The Taliban on Thursday seized the city of Ghazni, marking the 10th provincial capital now in the hands of the insurgents. Located fewer than 100 miles from Kabul, the Taliban‘s takeover of Ghazni is a significant strategic victory for the group and suggests that it is preparing for an eventual assault on the capital.

U.S. intelligence officials reportedly warned this week that Kabul could fall within just a few months, in what would be a nightmare scenario for both the Biden administration and the Afghan government.

Behind the scenes, Afghan President Ashraf Ghani’s government has reportedly presented a power-sharing proposal to the Taliban during negotiations in Doha, Qatar, Al Jazeera reported Thursday.
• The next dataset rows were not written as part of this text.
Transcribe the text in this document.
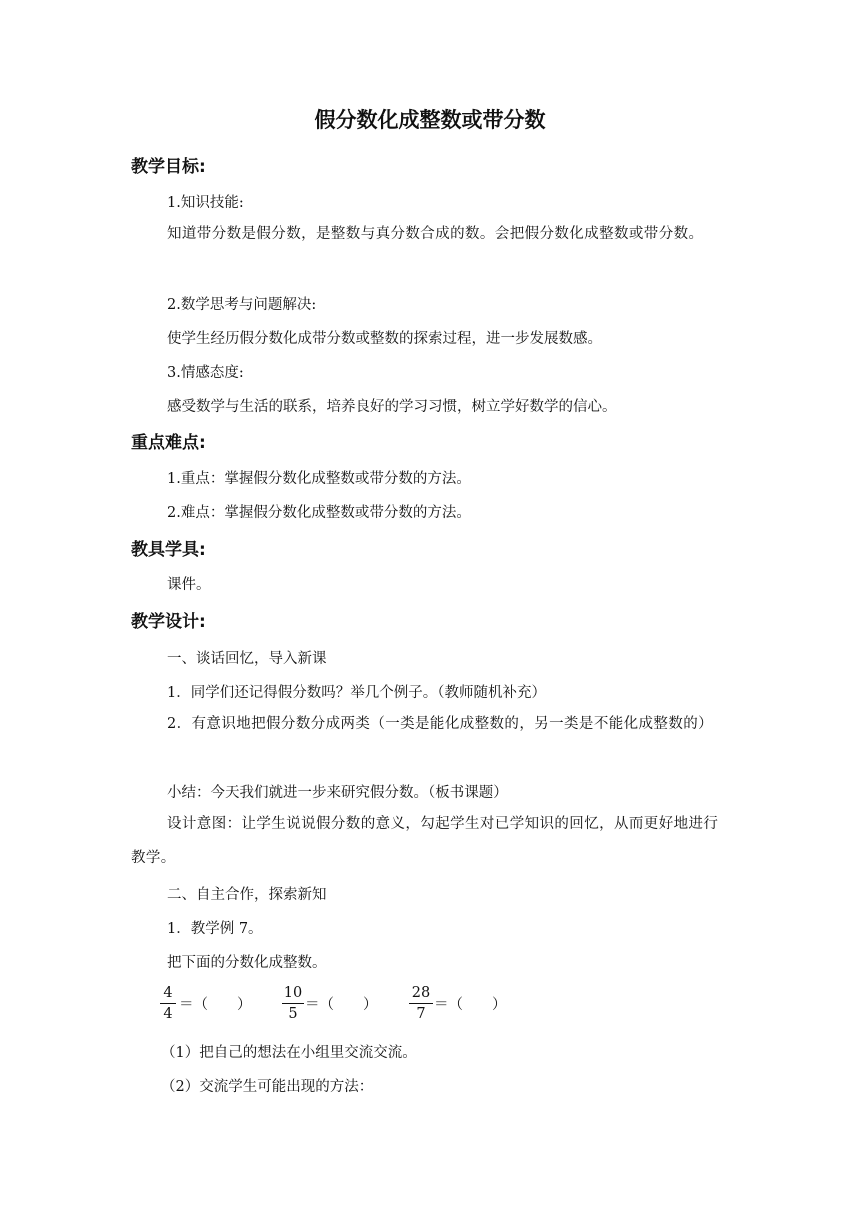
假分数化成整数或带分数
教学目标:
1.知识技能:
知道带分数是假分数，是整数与真分数合成的数。会把假分数化成整数或带分数。
2.数学思考与问题解决:
使学生经历假分数化成带分数或整数的探索过程，进一步发展数感。
3.情感态度:
感受数学与生活的联系，培养良好的学习习惯，树立学好数学的信心。
重点难点:
1.重点：掌握假分数化成整数或带分数的方法。
2.难点：掌握假分数化成整数或带分数的方法。
教具学具:
课件。
教学设计:
一、谈话回忆，导入新课
1．同学们还记得假分数吗？举几个例子。（教师随机补充）
2．有意识地把假分数分成两类（一类是能化成整数的，另一类是不能化成整数的）
小结：今天我们就进一步来研究假分数。（板书课题）
设计意图：让学生说说假分数的意义，勾起学生对已学知识的回忆，从而更好地进行教学。
二、自主合作，探索新知
1．教学例 7。
把下面的分数化成整数。
4
4
＝（　　）
10
5
＝（　　）
28
7
＝（　　）
（1）把自己的想法在小组里交流交流。
（2）交流学生可能出现的方法：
Top Biden administration officials, including special Afghan envoy Zalmay Khalilzad, also traveled to Qatar this week to meet with the Taliban, and many other regional powers are taking part in the talks as well.

As the insurgents gain more ground, the White House has refused to reverse course militarily but is publicly warning the group that it will face international isolation if it seizes the country through violence.

“The Taliban also has to make an assessment about what they want their role to be in the international community,” White House press secretary Jen Psaki said Wednesday.

Foreign policy analysts generally agree that the Taliban intends to continue its violent offensive in order to gain even more leverage during negotiations with the Afghan government.

The framework for those talks was established under the February 2020 deal overseen by Mr. Trump, then-Secretary of State Mike Pompeo, and Mr. Khalilzad. The deal called for the eventual withdrawal of all U.S. troops from Afghanistan in exchange for security guarantees from the Taliban. Specifically, the group said it would reduce violence and break ties with terrorist groups such as al Qaeda.

But the Taliban has failed to follow through on many of its promises. Taliban attacks increased steadily throughout 2020 and early 2021 before culminating in the nationwide offensive seen over the past several weeks. And recent U.S. and United Nations assessments have concluded that the Taliban maintain a close relationship with al Qaeda.

Mr. Biden proceeded with the U.S. withdrawal despite clear signs the Taliban was not living up to the agreement, announcing this spring that some 3.500 American combat troops would be out of the country by Sept. 11.